1. This behaviour will change in the next Julia version
2. More importantly, working in global scope is bad for performance as the compiler cannot guarantee the type of values used in the loop. It is highly recommended to wrap your code in functions, which would also get you around this problem. The simplest way to see this is to take your existing code and just wrap it in function main() ... end
5 Likes

@nilshg: I updated my message to include function as you were writing yours :-).

Your function code doesn’t work. It returns the error:

syntax: global t: t is a local variable in its enclosing scope


. Removing global t simply returns the error I started with.

I forgot to remove global from the function. It will work now. The global is only required if your loop is executed in the global scope.

1 Like

I’m afraid, as I said in my last reply removing global t from the loop, even within your simpson() function just returns the original error. Namely, I executed this code in Julia:

# This script essentially finds the time taken for a
# simple pendulum that starts with zero velocity at the
# positive x-axis to reach the negative x-axis (theta=-pi)
# using Simpson's rule
# t is time and y is theta
using Pkg;

using SpecialFunctions;
using PyPlot;
# Acceleration rate due to gravity in metres per second
# squared.
g=9.8
# Length of the pendulum in metres.
l=1.0

# Define our integrand
function f(y)
# abs is used below to prevent complex number errors due to the sqrt
return 1/sqrt(abs(2.0*g/l*sin(y)))
end

# Number of steps
N=1000000000;
# How close to theta=0 we start our integration and how
# close to theta=-pi we end our intgration.
# At theta=0,-pi our function becomes undefined, hence
# why we cannot start at exactly theta=0 or end at exactly
# theta=-pi.
tol=1/(25.0*N);
# Integration interval, [y0, yend]
y0=-tol;
yend=-pi+tol;
# Step size
h=(yend-y0)/N;
#
y=y0;

# Our integration function
function Simpson(h,y,i,N)
if i == 1 || i == N+1
return h/3*f(y)
elseif (i % 2) == 1
return 2*h/3*f(y)
else
return 4*h/3*f(y)
end
end

function simpson()
t = 0.0;
y = 0.0;
# The actual integration
for i=1:N
# global is not valid within a function
t = t + Simpson(h,y,i,N);
y = y + h;
end
end

simpson()
# Our QuadGK approximation to the integral

# Difference between our QuadGK approximation and our
# approximation using Simpson's method
error = abs(T + t)


UndefVarError: t not defined

Stacktrace:
 top-level scope at /data/GitHub/mine/math/julia-scripts/Simpson's_rule_pendulum_integral.jl:70
 top-level scope at In:1


Hi,
The error is not happening at the same place : now that you have put your loop in a function, you have to return t from your function so that your abs(T+t) can know t (as t is now a local variable inside the simpson function scope.

2 Likes

Thanks, you’re right.
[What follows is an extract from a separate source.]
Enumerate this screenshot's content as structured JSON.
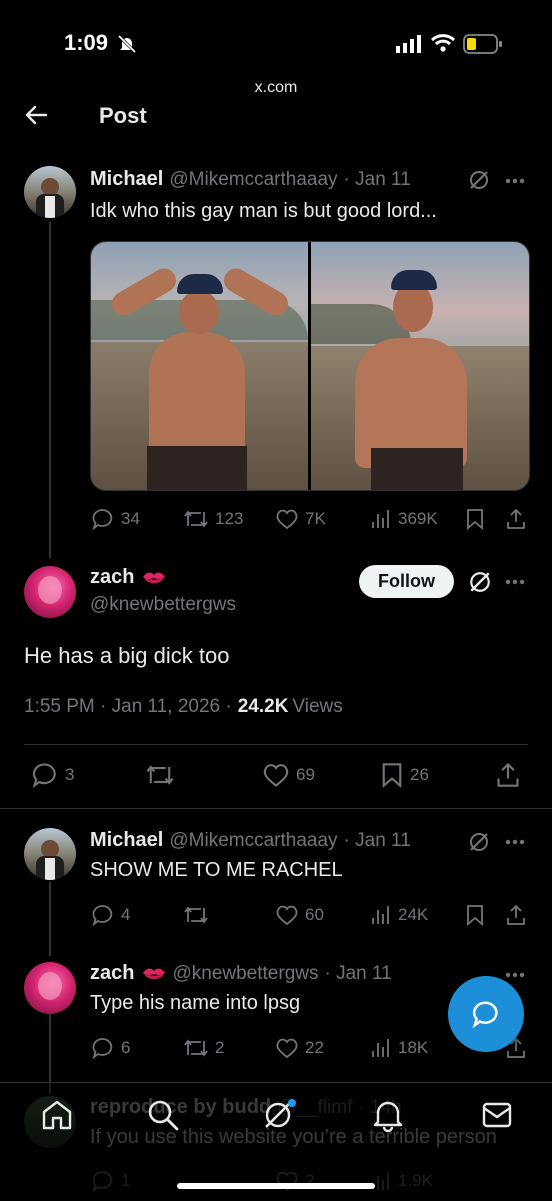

I thought it was a different line, but I think I edited my script such that line 70 became simpson() and that lead to my thinking it was that loop that was still generating the error.
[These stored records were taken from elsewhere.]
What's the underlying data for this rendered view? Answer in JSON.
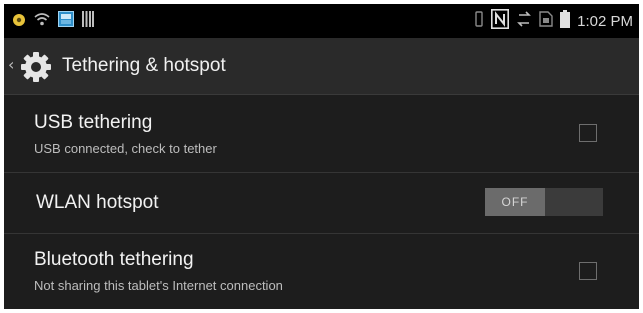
{
  "status_bar": {
    "left_icons": [
      "notification-dot-icon",
      "wifi-icon",
      "image-notification-icon",
      "bars-icon"
    ],
    "right_icons": [
      "vibrate-icon",
      "nfc-icon",
      "sync-icon",
      "sim-icon",
      "battery-icon"
    ],
    "time": "1:02 PM"
  },
  "action_bar": {
    "title": "Tethering & hotspot",
    "icon": "gear-icon"
  },
  "settings": [
    {
      "title": "USB tethering",
      "summary": "USB connected, check to tether",
      "control": "checkbox",
      "checked": false
    },
    {
      "title": "WLAN hotspot",
      "control": "switch",
      "switch_label": "OFF",
      "on": false
    },
    {
      "title": "Bluetooth tethering",
      "summary": "Not sharing this tablet's Internet connection",
      "control": "checkbox",
      "checked": false
    }
  ],
  "colors": {
    "background": "#1d1d1d",
    "status_bar": "#000000",
    "action_bar": "#2a2a2a",
    "accent_icon": "#e8c33a"
  }
}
The following function does not work, contrary to my expectations:

function tst()
for i in 1:10
a = 3
end
print("a= ", a)
end

tst()


I get a is undefined!

tst()
ERROR: UndefVarError: a not defined
Stacktrace:
 tst() at ./none:5
 top-level scope at none:0


For that code to be legal, the compiler would have to determine that the loop body will run at least once. This is a hard problem in general, even though it would be simple in this particular case.

Put something like a = 0 before the loop, and it will work.
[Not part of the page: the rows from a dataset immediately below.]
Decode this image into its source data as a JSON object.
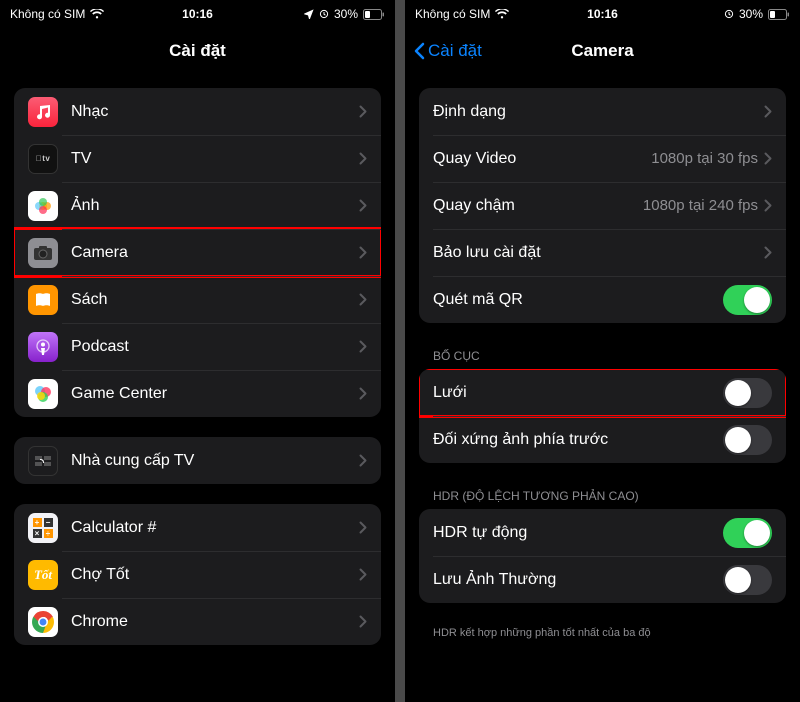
{
  "status": {
    "carrier": "Không có SIM",
    "time": "10:16",
    "battery_pct": "30%"
  },
  "left": {
    "title": "Cài đặt",
    "groups": [
      {
        "rows": [
          {
            "icon": "music-icon",
            "label": "Nhạc"
          },
          {
            "icon": "tv-icon",
            "label": "TV"
          },
          {
            "icon": "photos-icon",
            "label": "Ảnh"
          },
          {
            "icon": "camera-icon",
            "label": "Camera",
            "highlight": true
          },
          {
            "icon": "books-icon",
            "label": "Sách"
          },
          {
            "icon": "podcast-icon",
            "label": "Podcast"
          },
          {
            "icon": "gamecenter-icon",
            "label": "Game Center"
          }
        ]
      },
      {
        "rows": [
          {
            "icon": "tvprovider-icon",
            "label": "Nhà cung cấp TV"
          }
        ]
      },
      {
        "rows": [
          {
            "icon": "calculator-icon",
            "label": "Calculator #"
          },
          {
            "icon": "chotot-icon",
            "label": "Chợ Tốt"
          },
          {
            "icon": "chrome-icon",
            "label": "Chrome"
          }
        ]
      }
    ]
  },
  "right": {
    "back_label": "Cài đặt",
    "title": "Camera",
    "sections": [
      {
        "rows": [
          {
            "label": "Định dạng",
            "type": "nav"
          },
          {
            "label": "Quay Video",
            "detail": "1080p tại 30 fps",
            "type": "nav"
          },
          {
            "label": "Quay chậm",
            "detail": "1080p tại 240 fps",
            "type": "nav"
          },
          {
            "label": "Bảo lưu cài đặt",
            "type": "nav"
          },
          {
            "label": "Quét mã QR",
            "type": "switch",
            "on": true
          }
        ]
      },
      {
        "header": "BỐ CỤC",
        "rows": [
          {
            "label": "Lưới",
            "type": "switch",
            "on": false,
            "highlight": true
          },
          {
            "label": "Đối xứng ảnh phía trước",
            "type": "switch",
            "on": false
          }
        ]
      },
      {
        "header": "HDR (ĐỘ LỆCH TƯƠNG PHẢN CAO)",
        "rows": [
          {
            "label": "HDR tự động",
            "type": "switch",
            "on": true
          },
          {
            "label": "Lưu Ảnh Thường",
            "type": "switch",
            "on": false
          }
        ],
        "footnote": "HDR kết hợp những phần tốt nhất của ba độ"
      }
    ]
  }
}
Yes, I realized the trick, and use it. However, this implies that the behavior is different from what I thought.
In Julia, one should never assume that loop variables are accessible from outside the loop context. Thank you.

While I realize this isn’t the “Julia Way”. I’ve found that always initializing my variables with local ensures that the variable is defined AND I know what context it’s in. i.e:

function tst()
local a = 0
for i in 1:10
local b = 2
a = 3
end
print("a= ", a)
end

tst()


I do not understand the need for local b=0 in your example. What does local do exactly?

Says that the variable is local to “that” context, in this case the loop. I just added there as an example, it’s not being used.

This question is very thoroughly answered in the relevant section of the manual. I would recommend using it as your primary source to search for answers of questions about keywords of the language, as they surely will be fully explained in the manual.

1 Like

Actually the local there is somewhat redundant:

function tst()
a = 0
# or this, if you do not need any specific initial value for a
# local a
for i in 1:10
b = 2
a = 3 + b
end
print("a= ", a)
end
tst()
julia> tst()
a= 5


Probably we should add that using local b inside the loop allows one to use the name b for a variable inside the loop which repeats the name of a variable in the outer scope:

julia> function tst()
a = 0 ; b = 1
for i in 1:10
local b = 2
a = 3 + b
end
print("a=",a," b=",b)
end
tst (generic function with 1 method)

julia> tst()
a=5 b=1   # b is not changed in the loop


Although we should never do that, as the code might become a mess.

I think (not completely sure) that the fact that b is local to the scope of the loop allows for possible compiler optimizations which would not be possible otherwise. For instance, in my experience, some codes like this in Julia run faster than the almost equivalent translations of Fortran codes, and I this might be one of the explanations, because in Fortran you do not have that exclusive scope for variables in loops.

2 Likes